Before proceeding on our search for further data two points should be emphasised. First, the period covered even by the longest historical or semi-historical record counts but as a fraction of the time since geology and archæology prove Man to have existed on earth.
Grant, if you will, the demand of the most exacting Egyptologists or Sumerologists, to whom a thousand years are as nothing; concede their postulated five or six thousand years; of what account is one lustrum of millenniums when compared with the years—not less than two million according to some geologists[3] —which have elapsed since Man first came on the scene?
Second, all the above nations possessed an advanced civilisation. Neither civilisation nor fishing is a Jovelike creation, springing into existence armed cap-à-pie. Both, like our friend Topsy, “growed,” and both demanded long periods for growth and development from their primitive origin.
In fishing these were retarded by the innate conservatism of the followers of the cult. The psychology of the faithful is an odd blend of dogged, perhaps unconscious, adherence to the olden ways and of an almost Athenian curiosity about “any new thing,” which as often as not sees itself discarded in favour of the ancient devices.
Even in this year of our Lord a cousin of mine, who Ulysses-like many rivers has known, much tackle tested, habitually (influenced no doubt by the recipe for the line given by Plutarch and passed on by Dame Juliana Berners) inserts between his line and his gut some eighteen inches of horse hair! But even in him the law of development works, for he does not Pharisaically adhere to the strict letter of the text, and insist that the hair comes only from the tail of a stallion or gelding![4]
Then, again, not less than two thousand odd years were needed for the Rod and the Line of Ælian’s Macedonian angler to take unto themselves a cubit or so more of length than their Egyptian predecessors.[5] The latter may, however, have been rendered shorter than actually used from the regard paid to artistic convention by the craftsman of Beni-Hasan.
But the connection of the line to the rod furnishes the most arresting instance of conservatism or slow development.

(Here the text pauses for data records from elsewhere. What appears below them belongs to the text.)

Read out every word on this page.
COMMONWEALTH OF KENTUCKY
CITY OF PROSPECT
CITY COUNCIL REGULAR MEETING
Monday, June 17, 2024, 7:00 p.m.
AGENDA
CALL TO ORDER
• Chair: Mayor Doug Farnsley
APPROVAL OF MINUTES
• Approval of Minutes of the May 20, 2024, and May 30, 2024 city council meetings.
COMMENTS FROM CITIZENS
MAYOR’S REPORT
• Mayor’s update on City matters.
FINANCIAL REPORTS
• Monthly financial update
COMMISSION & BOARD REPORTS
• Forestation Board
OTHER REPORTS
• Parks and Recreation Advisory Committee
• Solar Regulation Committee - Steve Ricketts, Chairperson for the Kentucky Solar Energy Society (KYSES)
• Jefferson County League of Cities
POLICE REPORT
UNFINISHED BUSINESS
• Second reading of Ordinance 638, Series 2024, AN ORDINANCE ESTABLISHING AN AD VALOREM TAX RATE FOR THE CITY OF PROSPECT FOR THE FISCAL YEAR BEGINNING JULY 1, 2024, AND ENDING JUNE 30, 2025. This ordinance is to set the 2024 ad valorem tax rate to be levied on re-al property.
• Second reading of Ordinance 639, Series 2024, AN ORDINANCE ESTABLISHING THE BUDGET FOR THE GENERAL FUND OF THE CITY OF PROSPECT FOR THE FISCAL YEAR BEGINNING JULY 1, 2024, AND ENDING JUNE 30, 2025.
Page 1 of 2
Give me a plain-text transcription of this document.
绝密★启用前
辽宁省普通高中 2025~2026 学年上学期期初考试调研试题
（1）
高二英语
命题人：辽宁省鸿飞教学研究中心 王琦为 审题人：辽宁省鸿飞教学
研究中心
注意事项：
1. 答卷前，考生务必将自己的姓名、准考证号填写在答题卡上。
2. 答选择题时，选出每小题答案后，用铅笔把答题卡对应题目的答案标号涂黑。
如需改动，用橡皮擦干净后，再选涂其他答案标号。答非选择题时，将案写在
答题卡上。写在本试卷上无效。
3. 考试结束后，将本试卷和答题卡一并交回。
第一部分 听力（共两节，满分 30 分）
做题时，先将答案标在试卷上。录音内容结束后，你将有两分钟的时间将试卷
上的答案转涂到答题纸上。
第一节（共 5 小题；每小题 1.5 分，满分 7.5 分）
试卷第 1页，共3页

Progress from the Egyptian method, which made fast the line to the top of the rod,[6] to a “running line” took, so far as discoverable records show, no less a period than that between c. 2000 b.c. and our sixteenth or seventeenth century, i.e. some 3600, or (according to Petrie) over 5000, years!
The Reel, which, however rude, would appear a much more complicated device than other conceivable methods of a running line, seems yet to be mentioned first. The earliest description occurs in The Art of Angling, by T. Barker, 1651, the first propagator of the heresy of the salmon roe, and according to Dr. Turrell “the father of poachers.” The earliest picture figures in his enlarged edition of 1657. The Reel affords another instance of slow growth. Its employment except with salmon or big pike only coincides with the beginning of the nineteenth century.
The development to the more subtle method of play by means of spare line can only be conjectured.
It was obviously invented somewhere between 1496 (The Boke of St. Albans, where we are expressly told to “dubbe the lyne and frette it fast in ẏ toppe with a bowe to fasten on your lyne”) and 1651, when Barker mentions the “wind” (which was set in a hole two feet or so from the bottom of the rod) as a device employed by a namesake of his own, and presumably by few beside at that time.